In the upper part of the earth, in the first 400 miles or so, this simple layer model is slightly complicated by the earth's cooling history. The three basic layers (crust, mantle, core) developed early in the earth's history. Originally, the earth was much hotter, meaning that the outermost layers were either liquid or in a highly plastic state. Later, as the planet began to cool from the outside inward, the outermost layers solidified and steadily became thicker. 

In the early stages of this cooling, only the uppermost crust was solid. As this solid, rigid layer became thicker over time, this cooled, rigid zone crossed the crust/mantle boundary into the upper mantle. Today, this cooling line, (roughly associated with the 1400oC temperature line), lies about 60 mi (100 km) below the surface. This solid, mostly rigid, rock layer that envelops the earth is called the lithosphere, and today, includes both the crust and the uppermost mantle. Some of this lithosphere is crustal lithosphere, and some, mantle lithosphere. Functionally, the two types of lithosphere act together as one single rigid unit. 

Because of the continued thermal activity in the deeper earth, this lithosphere is not continuous like the solid shell of an egg, but is broken into pieces called plates. Some plates are enormous, thousands of kilometers in size, others are much smaller. Because the earth is denser as we go deeper, the lithosphere is less dense than the lower layers, and the lithospheric plates float on top of the deeper layers of the mantle like gigantic rafts. 

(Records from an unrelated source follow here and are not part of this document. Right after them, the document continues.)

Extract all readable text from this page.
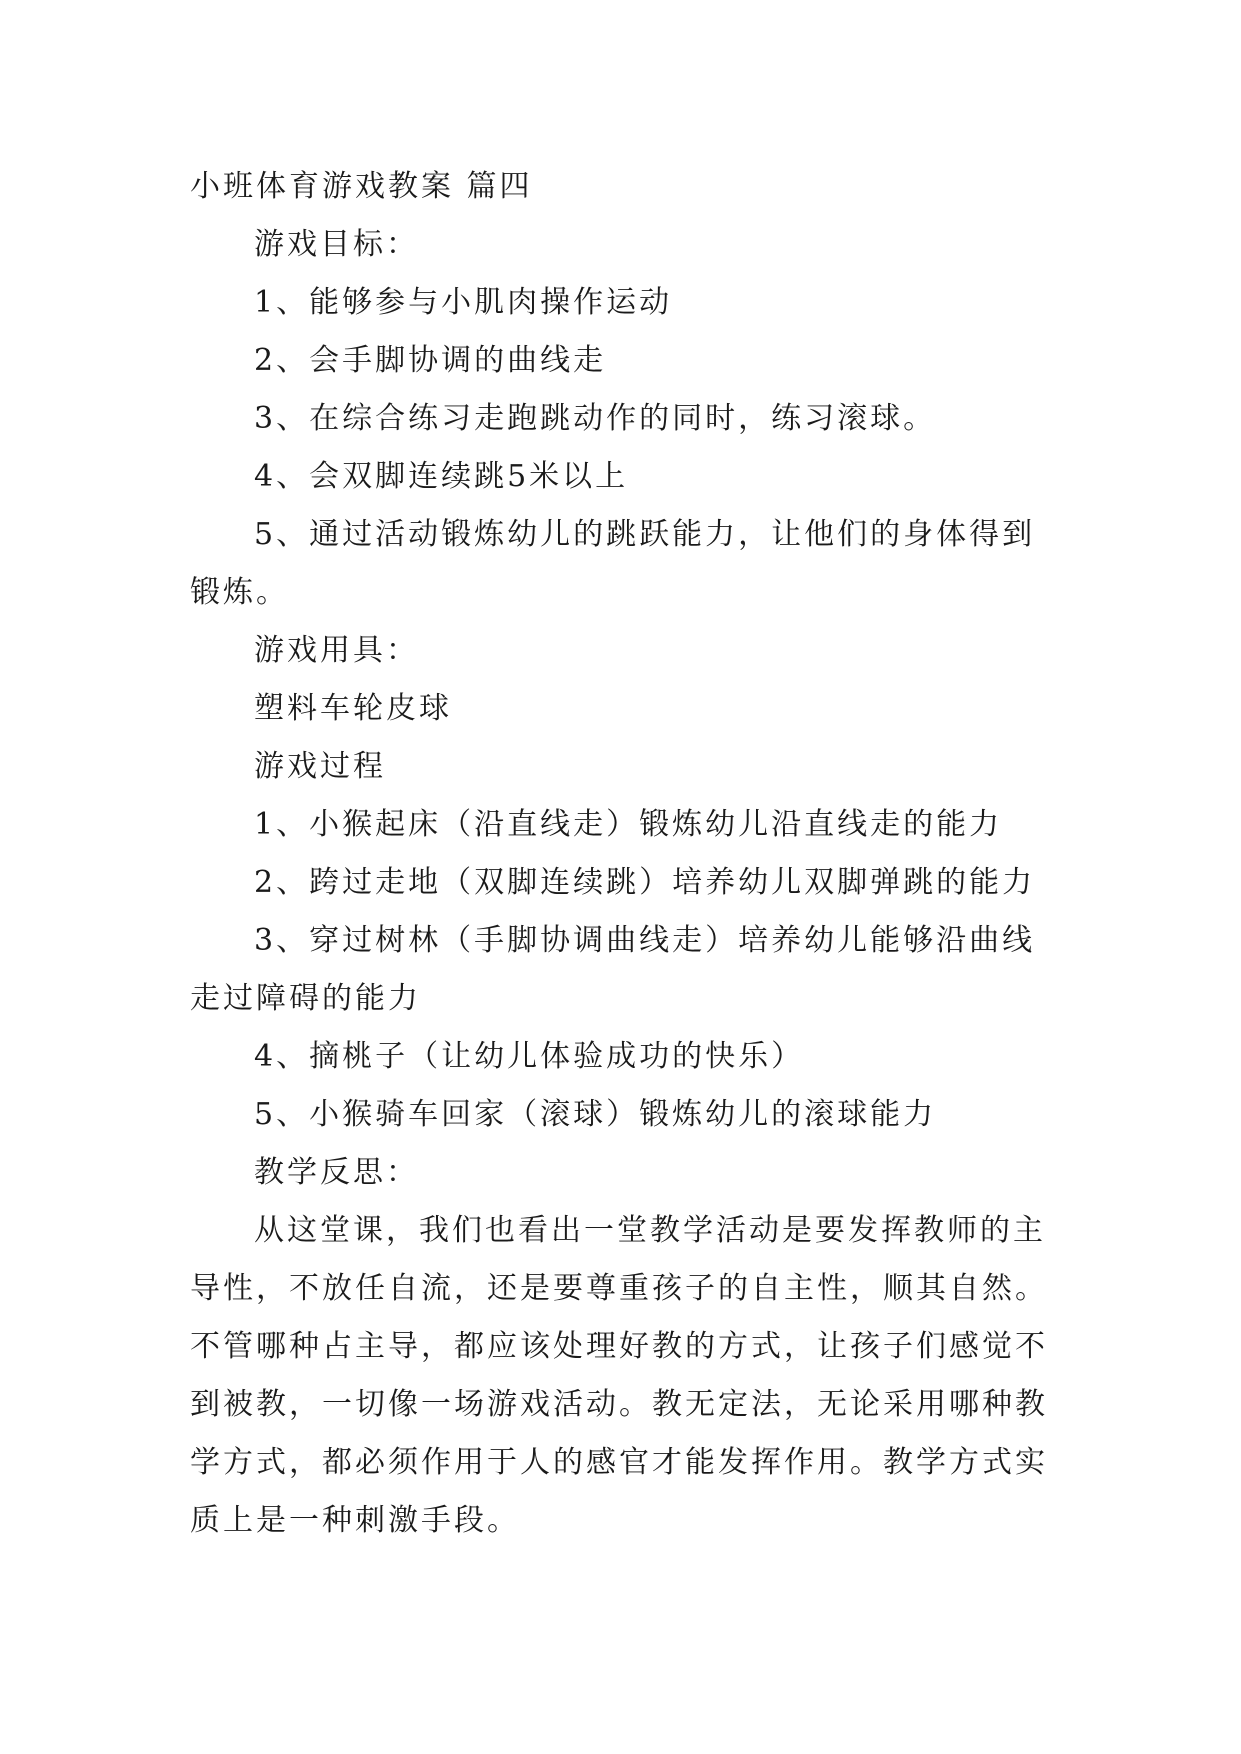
小班体育游戏教案 篇四
游戏目标：
1、能够参与小肌肉操作运动
2、会手脚协调的曲线走
3、在综合练习走跑跳动作的同时，练习滚球。
4、会双脚连续跳5米以上
5、通过活动锻炼幼儿的跳跃能力，让他们的身体得到
锻炼。
游戏用具：
塑料车轮皮球
游戏过程
1、小猴起床（沿直线走）锻炼幼儿沿直线走的能力
2、跨过走地（双脚连续跳）培养幼儿双脚弹跳的能力
3、穿过树林（手脚协调曲线走）培养幼儿能够沿曲线
走过障碍的能力
4、摘桃子（让幼儿体验成功的快乐）
5、小猴骑车回家（滚球）锻炼幼儿的滚球能力
教学反思：
从这堂课，我们也看出一堂教学活动是要发挥教师的主
导性，不放任自流，还是要尊重孩子的自主性，顺其自然。
不管哪种占主导，都应该处理好教的方式，让孩子们感觉不
到被教，一切像一场游戏活动。教无定法，无论采用哪种教
学方式，都必须作用于人的感官才能发挥作用。教学方式实
质上是一种刺激手段。
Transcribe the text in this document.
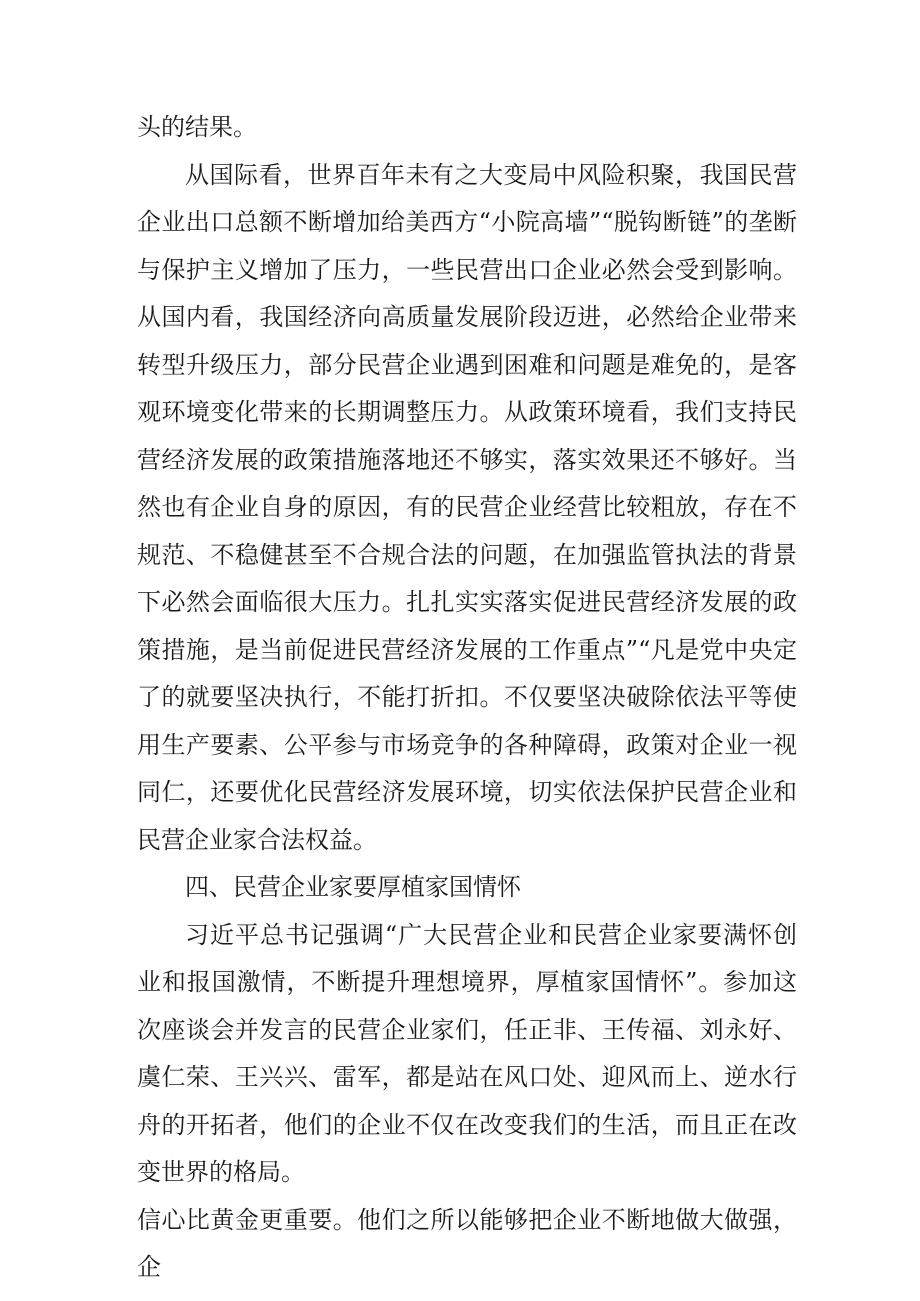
头的结果。

从国际看，世界百年未有之大变局中风险积聚，我国民营企业出口总额不断增加给美西方“小院高墙”“脱钩断链”的垄断与保护主义增加了压力，一些民营出口企业必然会受到影响。从国内看，我国经济向高质量发展阶段迈进，必然给企业带来转型升级压力，部分民营企业遇到困难和问题是难免的，是客观环境变化带来的长期调整压力。从政策环境看，我们支持民营经济发展的政策措施落地还不够实，落实效果还不够好。当然也有企业自身的原因，有的民营企业经营比较粗放，存在不规范、不稳健甚至不合规合法的问题，在加强监管执法的背景下必然会面临很大压力。扎扎实实落实促进民营经济发展的政策措施，是当前促进民营经济发展的工作重点”“凡是党中央定了的就要坚决执行，不能打折扣。不仅要坚决破除依法平等使用生产要素、公平参与市场竞争的各种障碍，政策对企业一视同仁，还要优化民营经济发展环境，切实依法保护民营企业和民营企业家合法权益。

四、民营企业家要厚植家国情怀

习近平总书记强调“广大民营企业和民营企业家要满怀创业和报国激情，不断提升理想境界，厚植家国情怀”。参加这次座谈会并发言的民营企业家们，任正非、王传福、刘永好、虞仁荣、王兴兴、雷军，都是站在风口处、迎风而上、逆水行舟的开拓者，他们的企业不仅在改变我们的生活，而且正在改变世界的格局。

信心比黄金更重要。他们之所以能够把企业不断地做大做强，企
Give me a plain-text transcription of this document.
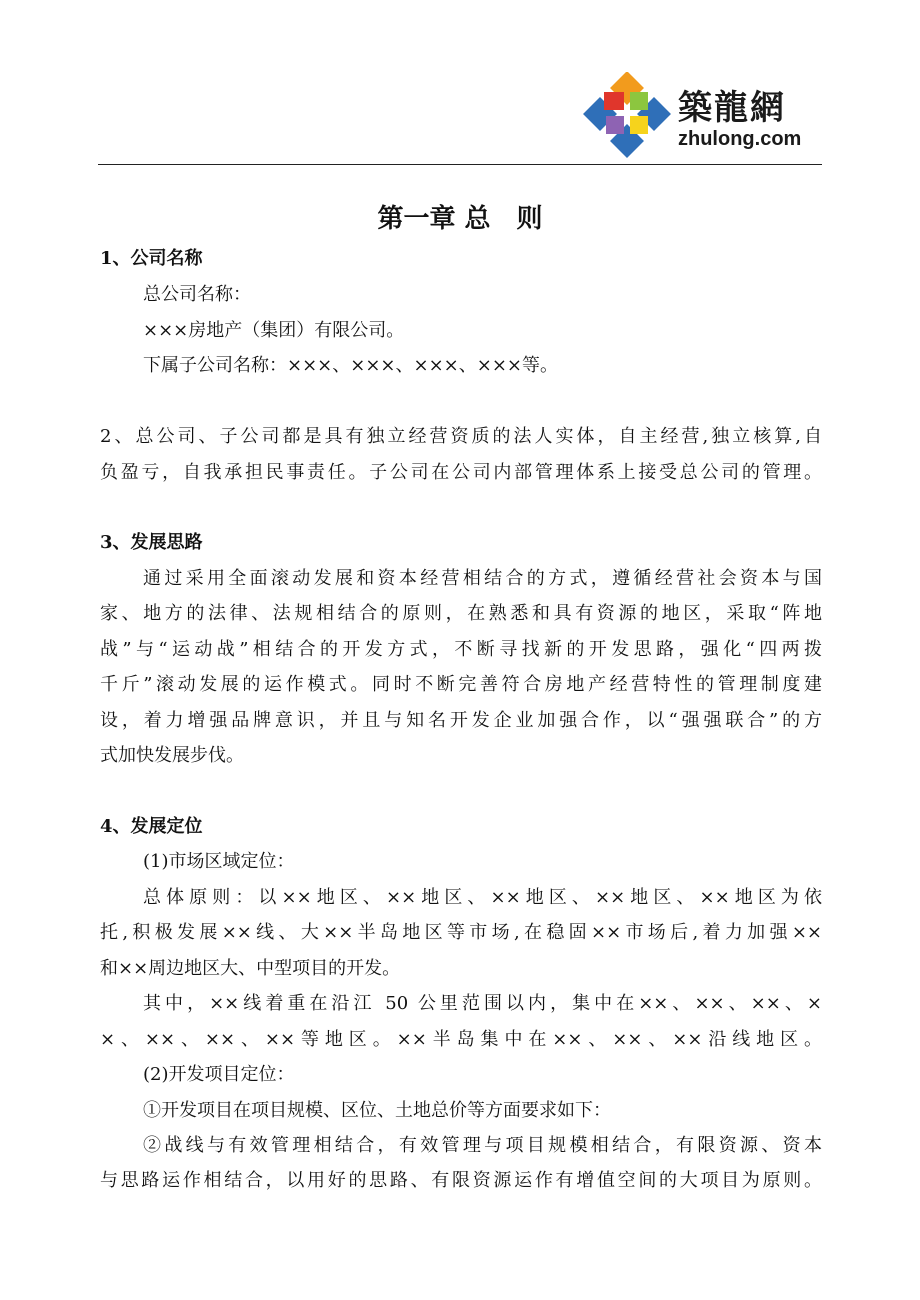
築龍網
zhulong.com
第一章 总　则
1、公司名称
总公司名称：
×××房地产（集团）有限公司。
下属子公司名称：×××、×××、×××、×××等。
2、总公司、子公司都是具有独立经营资质的法人实体，自主经营,独立核算,自
负盈亏，自我承担民事责任。子公司在公司内部管理体系上接受总公司的管理。
3、发展思路
通过采用全面滚动发展和资本经营相结合的方式，遵循经营社会资本与国
家、地方的法律、法规相结合的原则，在熟悉和具有资源的地区，采取“阵地
战”与“运动战”相结合的开发方式，不断寻找新的开发思路，强化“四两拨
千斤”滚动发展的运作模式。同时不断完善符合房地产经营特性的管理制度建
设，着力增强品牌意识，并且与知名开发企业加强合作，以“强强联合”的方
式加快发展步伐。
4、发展定位
(1)市场区域定位：
总体原则：以××地区、××地区、××地区、××地区、××地区为依
托,积极发展××线、大××半岛地区等市场,在稳固××市场后,着力加强××
和××周边地区大、中型项目的开发。
其中，××线着重在沿江 50 公里范围以内，集中在××、××、××、×
×、××、××、××等地区。××半岛集中在××、××、××沿线地区。
(2)开发项目定位：
①开发项目在项目规模、区位、土地总价等方面要求如下：
②战线与有效管理相结合，有效管理与项目规模相结合，有限资源、资本
与思路运作相结合，以用好的思路、有限资源运作有增值空间的大项目为原则。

Below the lithosphere lies a zone where the body waves slow down significantly. This Low Velocity Zone (LVZ) is not due to compositional changes but indicates an area of the upper mantle where the materials are either highly plastic or semi-molten. This semi-molten or highly plastic zone is called the asthenosphere. This asthenosphere, perhaps some 200 miles (300 or so km) thick is subject to deformation and, being less rigid than the remainder of the mantle, it can flow. The boundary between the lithosphere and the asthenosphere is therefore temperature dependent, and corresponds to the 1400^o  isotherm.